Die jährlichen Armutsberichte weisen nach, dass Millionen Kinder und
ihre Familien in Armut leben. Viele Frauen gingen gerne einer
Erwerbsarbeit nach, finden aber weder eine vernünftige Betreuung für
ihre Kinder noch einen anständig bezahlten Arbeitsplatz. Kinder aus
ärmeren Familien haben im selektiven deutschen Schulsystem kaum
Bildungschancen.
Aber weder der Regierung noch der Opposition
geht es darum, hier Abhilfe zu schaffen. Vor allem die
Oppositionsparteien SPD, Grüne und Die Linke haben sich auf das
Gutachten gestürzt, um eine massive Umstrukturierung der Familienpolitik
zu fordern. Sie halten es für notwendig, die verschiedenartigen
staatlichen Leistungen zusammenzufassen und auf eine „neue Grundlage“ zu
stellen.
So fordert der Kanzlerkandidat der SPD, Peer Steinbrück, auf Spiegel online
„eine Umstellung der Familienpolitik“. In Zukunft könne es nicht darum
gehen, „an einzelnen Instrumenten herumzustricken“, meint er.

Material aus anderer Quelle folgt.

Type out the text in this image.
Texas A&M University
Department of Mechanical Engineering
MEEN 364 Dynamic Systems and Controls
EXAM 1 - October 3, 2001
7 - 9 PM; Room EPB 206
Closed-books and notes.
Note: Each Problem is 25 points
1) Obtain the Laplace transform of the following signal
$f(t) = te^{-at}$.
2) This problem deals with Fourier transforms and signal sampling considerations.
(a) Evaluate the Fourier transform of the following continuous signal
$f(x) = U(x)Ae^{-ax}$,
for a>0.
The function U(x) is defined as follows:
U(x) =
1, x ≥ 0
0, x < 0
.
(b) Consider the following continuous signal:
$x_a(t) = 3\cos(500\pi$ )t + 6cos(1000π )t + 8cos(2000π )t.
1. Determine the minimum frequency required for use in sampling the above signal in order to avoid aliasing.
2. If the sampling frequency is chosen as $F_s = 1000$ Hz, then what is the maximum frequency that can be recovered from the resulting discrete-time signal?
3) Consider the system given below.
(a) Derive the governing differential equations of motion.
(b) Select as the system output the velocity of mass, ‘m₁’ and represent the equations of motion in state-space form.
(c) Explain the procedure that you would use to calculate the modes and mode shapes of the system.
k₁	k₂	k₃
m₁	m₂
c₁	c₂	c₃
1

Offensichtlich schwebt ihm etwas vor wie die sogenannten
„Arbeitsmarktreformen“ der Regierung Schröder, durch die viele Familien
dauerhaft in Armut gestoßen wurden.
Das Gutachten zielt darauf
ab, die Familienleistungen nach dem Muster der Hartz-Reformen neu zu
strukturieren. Auch diesen „Reformen“, die einen gewaltigen
Niedriglohnsektor hervorbrachten und die soziale Ungleichheit
verschärften, war eine Kampagne vorausgegangen, die die bisherigen
staatlichen Leistungen – Arbeitslosengeld, Arbeitslosenhilfe und
Sozialhilfe – als „ineffektiv“ bezeichnete.
Jetzt dient die
angeblich „ineffektive“ Familienpolitik als Vorwand, um Familien von
Arbeitslosen und Arbeitern soziale Leistungen zu streichen.
Mütter
aus armen Familien, für die sich die Aufnahme einer Arbeit wegen der
schlechten Bezahlung bisher nicht lohnte, sollen in einen Niedriglohnjob
gezwungen werden, während die Kinder sich selbst überlassen oder in
eine personell und finanziell ungenügend ausgestattete Betreuung
gesteckt werden.
In dem Gutachten schneiden Investitionen in
Betreuungsplätze in Kindertagesstätten, Krippen und Tagesmütter am
besten ab. Begründet wird dies damit, dass dem Staat Steuern und
Einnahmen für die Sozialversicherung entgehen, wenn Mütter nicht
arbeiten. Von staatlichen Ausgaben für Kinderbetreuung flössen dagegen
bis zu 48 Prozent an den Staat zurück. Bei Ganztagsschulen finanziere
sich der Aufwand des Staates sogar zu 66 bis 69 Prozent selbst.
Auf
diese ökonomischen Argumente stützt sich die Spitzenkandidatin der
Grünen, Katrin Göring-Eckardt, die der Regierung Merkel vorwirft, sie
sei „in der Familienpolitik komplett auf dem falschen Dampfer
unterwegs“. Das Gutachten mache klar, „dass sich jeder Cent für
Kita-Plätze und Ganztagsschulen für die Familien und die Gesellschaft
insgesamt auszahlt“.
Eine Analyse der Kindergelderhöhung aus dem
Jahr 1996 habe gezeigt, dass Frauen in der Folgezeit weniger gearbeitet
hätten, was sich auf ihren Berufsweg und ihr späteres Einkommen
ausgewirkt habe, fuhr Göring-Eckardt fort. Dadurch seien dem Staat
Steuereinnahmen sowie Einnahmen für die Sozialversicherung entgangen.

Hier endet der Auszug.